NEW YORK (TheStreet) -- Apple's (AAPL) iPhone 5 is on track to be the fastest selling smartphone ever -- a record 2 million phones sold on the first day of pre-order last Friday -- but for wireless carriers like AT&T (T) and Verizon (VZ), the launch will serve as a key test. Are carrier stocks to remain reliable long-term, dividend-paying investments, or are they on their way to becoming trading vehicles timed to smartphone launch cycle dynamics?
Apple's newest smartphone may disrupt a strong earnings environment for wireless carriers, exposing the recent strength of AT&T and Verizon (VZ) to be driven by cyclical factors as opposed to sustainable strength.
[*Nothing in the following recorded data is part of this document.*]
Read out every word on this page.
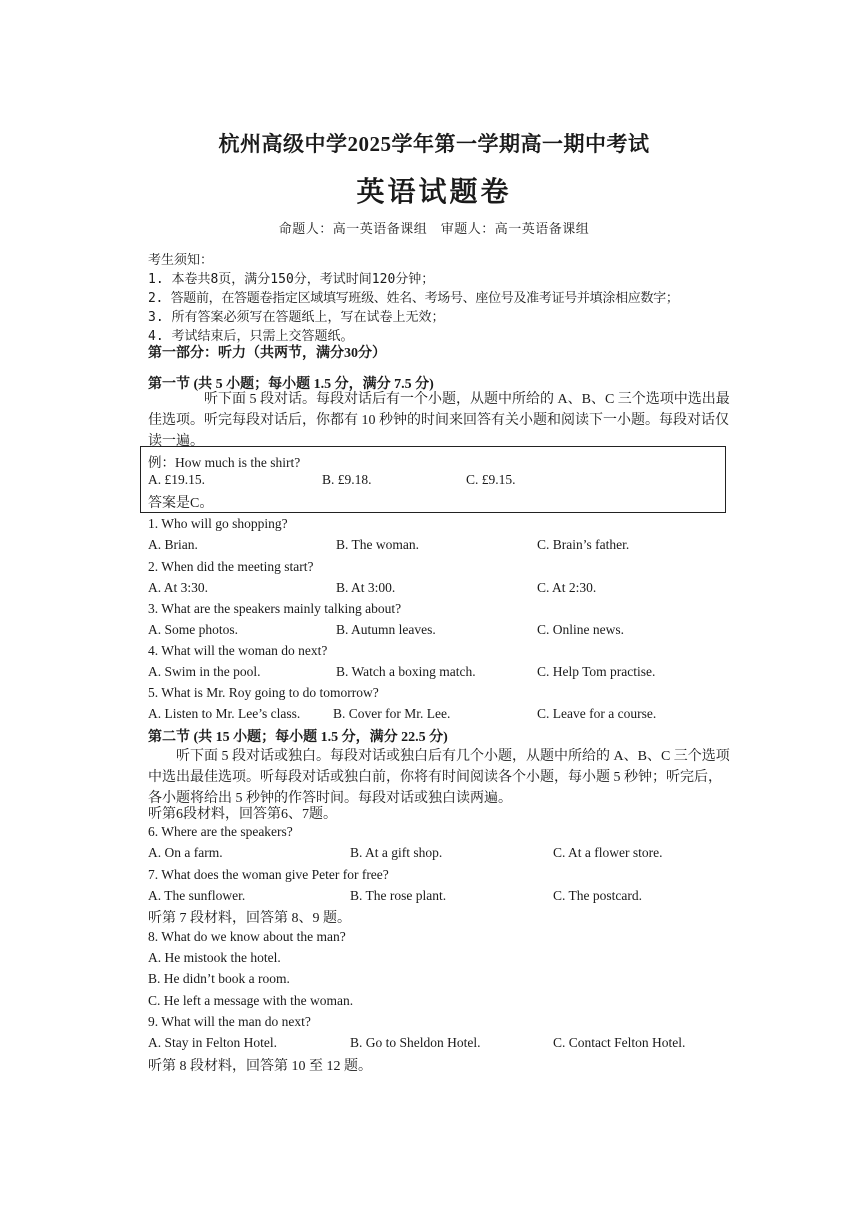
杭州高级中学2025学年第一学期高一期中考试
英语试题卷
命题人：高一英语备课组　审题人：高一英语备课组
考生须知：
1. 本卷共8页，满分150分，考试时间120分钟；
2. 答题前，在答题卷指定区域填写班级、姓名、考场号、座位号及准考证号并填涂相应数字；
3. 所有答案必须写在答题纸上，写在试卷上无效；
4. 考试结束后，只需上交答题纸。
第一部分：听力（共两节，满分30分）
第一节 (共 5 小题；每小题 1.5 分，满分 7.5 分)
听下面 5 段对话。每段对话后有一个小题，从题中所给的 A、B、C 三个选项中选出最佳选项。听完每段对话后，你都有 10 秒钟的时间来回答有关小题和阅读下一小题。每段对话仅读一遍。
例：How much is the shirt?
A. £19.15.	B. £9.18.	C. £9.15.
答案是C。
1. Who will go shopping?
A. Brian.	B. The woman.	C. Brain’s father.
2. When did the meeting start?
A. At 3:30.	B. At 3:00.	C. At 2:30.
3. What are the speakers mainly talking about?
A. Some photos.	B. Autumn leaves.	C. Online news.
4. What will the woman do next?
A. Swim in the pool.	B. Watch a boxing match.	C. Help Tom practise.
5. What is Mr. Roy going to do tomorrow?
A. Listen to Mr. Lee’s class. B. Cover for Mr. Lee.	C. Leave for a course.
第二节 (共 15 小题；每小题 1.5 分，满分 22.5 分)
听下面 5 段对话或独白。每段对话或独白后有几个小题，从题中所给的 A、B、C 三个选项中选出最佳选项。听每段对话或独白前，你将有时间阅读各个小题，每小题 5 秒钟；听完后，各小题将给出 5 秒钟的作答时间。每段对话或独白读两遍。
听第6段材料，回答第6、7题。
6. Where are the speakers?
A. On a farm.	B. At a gift shop.	C. At a flower store.
7. What does the woman give Peter for free?
A. The sunflower.	B. The rose plant.	C. The postcard.
听第 7 段材料，回答第 8、9 题。
8. What do we know about the man?
A. He mistook the hotel.
B. He didn’t book a room.
C. He left a message with the woman.
9. What will the man do next?
A. Stay in Felton Hotel.	B. Go to Sheldon Hotel.	C. Contact Felton Hotel.
听第 8 段材料，回答第 10 至 12 题。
At the forefront of investor concern are subsidies that the carriers pay to Apple to sell new phones at a palatable price for consumers.
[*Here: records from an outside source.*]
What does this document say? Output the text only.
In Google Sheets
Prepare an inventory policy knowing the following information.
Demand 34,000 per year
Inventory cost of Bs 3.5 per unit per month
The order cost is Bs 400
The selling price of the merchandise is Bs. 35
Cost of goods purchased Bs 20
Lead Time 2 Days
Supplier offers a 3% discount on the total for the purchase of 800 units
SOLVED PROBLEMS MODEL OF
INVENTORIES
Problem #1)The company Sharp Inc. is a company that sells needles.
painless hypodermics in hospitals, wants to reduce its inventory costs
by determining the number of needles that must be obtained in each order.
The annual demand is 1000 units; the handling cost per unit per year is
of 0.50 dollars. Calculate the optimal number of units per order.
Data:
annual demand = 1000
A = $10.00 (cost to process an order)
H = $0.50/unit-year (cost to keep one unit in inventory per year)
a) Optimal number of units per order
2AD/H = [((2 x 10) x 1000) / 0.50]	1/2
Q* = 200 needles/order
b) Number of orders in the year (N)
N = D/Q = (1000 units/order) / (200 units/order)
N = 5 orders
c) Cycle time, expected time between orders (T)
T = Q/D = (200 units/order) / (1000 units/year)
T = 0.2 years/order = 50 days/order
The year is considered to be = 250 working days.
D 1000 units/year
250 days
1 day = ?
In the past, new iPhone launches have been a profit-draining proposition because carriers pay as much as $500 a phone in subsidies.
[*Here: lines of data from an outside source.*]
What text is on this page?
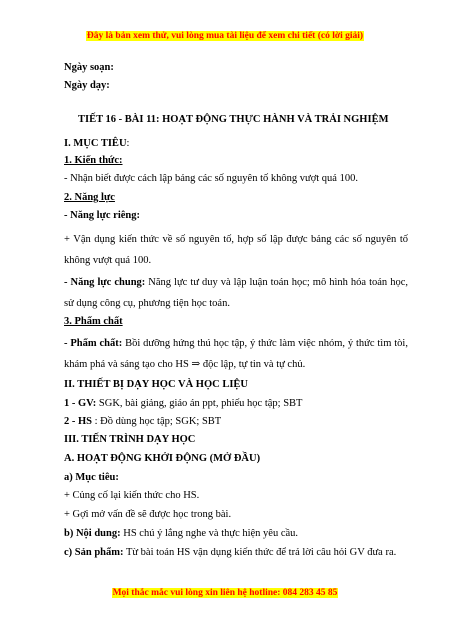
Đây là bản xem thử, vui lòng mua tài liệu để xem chi tiết (có lời giải)
Ngày soạn:
Ngày dạy:
TIẾT 16 - BÀI 11: HOẠT ĐỘNG THỰC HÀNH VÀ TRẢI NGHIỆM
I. MỤC TIÊU:
1. Kiến thức:
- Nhận biết được cách lập bảng các số nguyên tố không vượt quá 100.
2. Năng lực
- Năng lực riêng:
+ Vận dụng kiến thức về số nguyên tố, hợp số lập được bảng các số nguyên tố không vượt quá 100.
- Năng lực chung: Năng lực tư duy và lập luận toán học; mô hình hóa toán học, sử dụng công cụ, phương tiện học toán.
3. Phẩm chất
- Phẩm chất: Bồi dưỡng hứng thú học tập, ý thức làm việc nhóm, ý thức tìm tòi, khám phá và sáng tạo cho HS ⇒ độc lập, tự tin và tự chủ.
II. THIẾT BỊ DẠY HỌC VÀ HỌC LIỆU
1 - GV: SGK, bài giảng, giáo án ppt, phiếu học tập; SBT
2 - HS : Đồ dùng học tập; SGK; SBT
III. TIẾN TRÌNH DẠY HỌC
A. HOẠT ĐỘNG KHỞI ĐỘNG (MỞ ĐẦU)
a) Mục tiêu:
+ Củng cố lại kiến thức cho HS.
+ Gợi mở vấn đề sẽ được học trong bài.
b) Nội dung: HS chú ý lắng nghe và thực hiện yêu cầu.
c) Sản phẩm: Từ bài toán HS vận dụng kiến thức để trả lời câu hỏi GV đưa ra.
Mọi thắc mắc vui lòng xin liên hệ hotline: 084 283 45 85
Currently, Apple is challenging a record high share price of $700 on expectations of the new phone, while wireless carriers AT&T and Verizon (VZ) sit near one-year highs. Blockbuster iPhone 5 sales could drive Apple shares, according to analysts, while carriers may be negatively impacted by subsidies in the near-term.Already, analysts are warning that iPhone 5 subsidies may have a negative earnings impact on AT&T and Verizon, with the prospect that swarms of subsidized new users and phone upgrades hit at profitability into 2013. Meanwhile, amid iPhone 5 pandemonium and expectations that the LTE-enabled device will pull consumers to top networks and potentially away from struggling players like Sprint (S), it's the latter who may be buffeted from earnings wrecking subsidies. "We continue to believe that Sprint will capture its fair share of iPhone sales, while its upgrade and churn rates are likely to see smaller swings in part because Sprint has not seen as much benefit over the last two quarters as AT&T and Verizon," writes Shing Yin, an analyst with Guggenheim Securities in a recent note to clients. Because upgrades and new subscribers from other networks -- the so-called "churn" -- are likely biggest at AT&T and Verizon, Yin sees current profit margin expectations at risk. "We believe strong wireless margins have been a major driver of AT&T's and Verizon's outperformance since [the first quarter]; if margins dip significantly, we believe both stocks could give back some of their recent gains," the analyst notes. On Monday, AT&T said it set weekend sales records on the launch of the iPhone 5. "Customers ordered more iPhones from AT&T than any previous model both on its first day of preorders and over the weekend," said AT&T in a press release. The two million iPhone 5 orders already in will begin to be delivered on Sept. 21. Apple's sooner than-expected iPhone 5 launch date and shipments are a key theme for lowered expectations on the Wall Street in assessing third quarter carrier earnings. On Friday, Stifel Nicolaus analyst Christopher King cut his buy ratings on AT&T and Verizon as a result of iPhone 5 shipments in the quarter, which ends on Sept 30. "[We] believe potential downside to earnings estimates exist as we enter into the back half of the year," writes King, who estimates AT&T's wireless service margins may fall by 12.6% by year-end, while Verizon's may fall by 5.3%.